Approximately 1,500 secrets involving the Manhattan Project were leaked during its building phase. It wasn’t until 2014 when the full Manhattan District History (Volume 14 on Intelligence and Security) was posted online by the Department of Energy that these ”leaks” were released to the public. Most of these 1,500 “leaks” were inadvertent slips of information rather than sabotage. Regardless, every incident was investigated thoroughly. After September of 1943, investigations were conducted on more than 1,500 incidents of information leaks and loose talk. Disciplinary action was taken on more 1,200 violations of handling classified material.

One incidental leak that was investigated thoroughly focused on the University of Chicago’s student newspaper, The Chicago Maroon, and its editor, Abe Krash. Krash enrolled at the University of Chicago in 1944 and became editor of the Maroon in 1945. He was investigated for attempting to leak information about the Manhattan Project after the paper printed what he thought was an innocuous profile on Arthur Compton, who was the director of the Manhattan Project at Chicago. Krash was summoned by two military intelligence officers who told him that “The Maroon had committed a violation of the regulations of governing newspapers and publications.” Krash was told that the information printed on Arthur Compton could alert enemy agents in Chicago that military research was being conducted. Krash did not learn the full extent of this research until the bombing of Hiroshima. He recalled:

Atomic Research Scientists at the Opening of the University of Chicago's Institute of Nuclear Studies and the Institute for the Study of Metals.

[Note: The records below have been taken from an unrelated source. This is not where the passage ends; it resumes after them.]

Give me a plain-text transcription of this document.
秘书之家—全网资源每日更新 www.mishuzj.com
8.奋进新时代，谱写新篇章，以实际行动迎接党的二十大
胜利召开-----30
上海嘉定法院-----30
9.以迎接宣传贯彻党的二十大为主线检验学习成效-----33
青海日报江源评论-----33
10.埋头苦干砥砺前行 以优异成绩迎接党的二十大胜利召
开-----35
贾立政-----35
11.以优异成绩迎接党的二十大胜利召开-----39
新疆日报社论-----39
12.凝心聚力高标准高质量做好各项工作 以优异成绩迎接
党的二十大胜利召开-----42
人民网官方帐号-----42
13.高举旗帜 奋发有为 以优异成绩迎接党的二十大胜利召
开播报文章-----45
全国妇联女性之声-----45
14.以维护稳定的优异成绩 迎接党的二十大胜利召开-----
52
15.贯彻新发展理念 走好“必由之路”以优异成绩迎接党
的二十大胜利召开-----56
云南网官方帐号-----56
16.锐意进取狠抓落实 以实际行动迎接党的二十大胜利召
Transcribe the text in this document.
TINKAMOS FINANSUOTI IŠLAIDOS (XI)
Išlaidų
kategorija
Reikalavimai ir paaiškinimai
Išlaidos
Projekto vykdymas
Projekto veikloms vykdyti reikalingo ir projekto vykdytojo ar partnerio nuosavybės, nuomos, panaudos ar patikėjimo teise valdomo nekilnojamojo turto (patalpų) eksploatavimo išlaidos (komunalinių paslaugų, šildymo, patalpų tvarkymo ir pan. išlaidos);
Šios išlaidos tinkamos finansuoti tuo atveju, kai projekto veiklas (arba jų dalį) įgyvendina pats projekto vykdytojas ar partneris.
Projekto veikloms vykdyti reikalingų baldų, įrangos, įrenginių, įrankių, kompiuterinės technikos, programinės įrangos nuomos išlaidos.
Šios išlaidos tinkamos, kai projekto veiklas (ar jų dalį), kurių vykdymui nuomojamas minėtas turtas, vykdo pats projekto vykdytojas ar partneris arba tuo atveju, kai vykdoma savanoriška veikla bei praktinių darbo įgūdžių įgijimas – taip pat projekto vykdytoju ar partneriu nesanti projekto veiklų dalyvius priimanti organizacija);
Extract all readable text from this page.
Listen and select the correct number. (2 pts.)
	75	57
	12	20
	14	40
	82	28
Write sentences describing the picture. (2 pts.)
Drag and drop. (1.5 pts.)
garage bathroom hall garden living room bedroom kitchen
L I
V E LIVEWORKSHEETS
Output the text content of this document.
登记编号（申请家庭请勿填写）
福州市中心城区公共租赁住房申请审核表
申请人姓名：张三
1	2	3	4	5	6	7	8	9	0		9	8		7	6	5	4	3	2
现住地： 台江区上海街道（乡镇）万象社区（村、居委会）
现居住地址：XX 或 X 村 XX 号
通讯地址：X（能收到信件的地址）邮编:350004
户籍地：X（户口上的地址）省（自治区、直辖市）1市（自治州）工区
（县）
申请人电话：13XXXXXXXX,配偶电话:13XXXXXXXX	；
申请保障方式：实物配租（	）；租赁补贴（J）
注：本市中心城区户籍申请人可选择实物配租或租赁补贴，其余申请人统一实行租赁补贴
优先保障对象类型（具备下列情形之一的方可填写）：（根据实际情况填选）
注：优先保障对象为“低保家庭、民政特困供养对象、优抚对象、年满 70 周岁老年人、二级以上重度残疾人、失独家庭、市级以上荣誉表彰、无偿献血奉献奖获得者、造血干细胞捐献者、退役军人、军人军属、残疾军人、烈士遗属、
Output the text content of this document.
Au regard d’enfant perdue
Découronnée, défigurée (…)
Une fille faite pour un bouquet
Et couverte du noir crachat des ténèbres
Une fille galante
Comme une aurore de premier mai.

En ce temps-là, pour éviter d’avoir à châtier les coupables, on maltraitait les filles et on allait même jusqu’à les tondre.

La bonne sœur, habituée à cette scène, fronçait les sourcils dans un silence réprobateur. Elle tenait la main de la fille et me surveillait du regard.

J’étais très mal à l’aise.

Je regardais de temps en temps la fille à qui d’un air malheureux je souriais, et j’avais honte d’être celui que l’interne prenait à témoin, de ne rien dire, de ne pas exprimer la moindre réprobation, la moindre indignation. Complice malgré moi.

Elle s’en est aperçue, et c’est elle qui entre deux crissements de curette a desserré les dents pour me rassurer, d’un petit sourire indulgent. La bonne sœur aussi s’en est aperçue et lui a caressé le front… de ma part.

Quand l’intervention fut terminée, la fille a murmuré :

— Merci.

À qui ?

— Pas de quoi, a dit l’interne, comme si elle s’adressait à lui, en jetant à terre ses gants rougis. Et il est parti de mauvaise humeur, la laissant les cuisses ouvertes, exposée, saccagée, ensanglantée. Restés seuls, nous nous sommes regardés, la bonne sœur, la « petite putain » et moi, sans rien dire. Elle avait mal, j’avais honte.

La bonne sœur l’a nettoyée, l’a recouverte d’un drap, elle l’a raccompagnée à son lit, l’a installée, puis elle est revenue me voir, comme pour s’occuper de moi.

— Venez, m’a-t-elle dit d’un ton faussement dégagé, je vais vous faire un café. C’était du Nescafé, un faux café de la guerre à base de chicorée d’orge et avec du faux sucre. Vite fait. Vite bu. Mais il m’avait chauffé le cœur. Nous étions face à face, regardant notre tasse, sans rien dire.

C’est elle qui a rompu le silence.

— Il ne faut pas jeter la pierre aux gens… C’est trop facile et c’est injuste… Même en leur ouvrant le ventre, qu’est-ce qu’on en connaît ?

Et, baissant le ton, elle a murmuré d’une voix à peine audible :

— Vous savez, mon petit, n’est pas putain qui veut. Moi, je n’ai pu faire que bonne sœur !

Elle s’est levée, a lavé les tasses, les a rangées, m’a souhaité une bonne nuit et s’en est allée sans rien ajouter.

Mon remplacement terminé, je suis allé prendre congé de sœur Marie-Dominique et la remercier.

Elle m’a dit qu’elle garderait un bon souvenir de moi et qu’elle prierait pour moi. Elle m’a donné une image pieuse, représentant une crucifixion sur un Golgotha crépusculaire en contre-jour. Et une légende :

“Reflecting on it later, I thought this was, frankly, kind of preposterous, if you stop to think about it. That anybody would find anything out by reading that article…If you went into what was called the Reynolds Club, which was a big dining hall at the university. If you would go there for lunch, for example, or even for dinner, you would see there Enrico Fermi, Leo Szilard. Some of the most distinguished physicists in the world were there having lunch. Obviously, they were not there engaged in research on the Canterbury Tales!”

The United States was the first country to develop and use an atomic weapon. Secrecy was a crucial ingredient to the success of the weapon and the military took great care to keep the project secret. Nevertheless, Soviet spies, such as Klaus Fuchs and David Greenglass, infiltrated the project, relaying information back to Moscow. The work of the spies did not delay the American project, but contributed to the USSR’s development of their own atomic weapon in 1949.  

Despite some leaks and other obstacles, the push for secrecy and the intense restrictions had their desired effect. When the first atomic bomb was dropped, the world erupted at the information that a bomb had been built under their noses. Individuals who had been working at Manhattan Project sites were shocked to discover what had been classified as “top-secret.” The building of the atomic bomb is still regarded as the United States’ best-kept secret.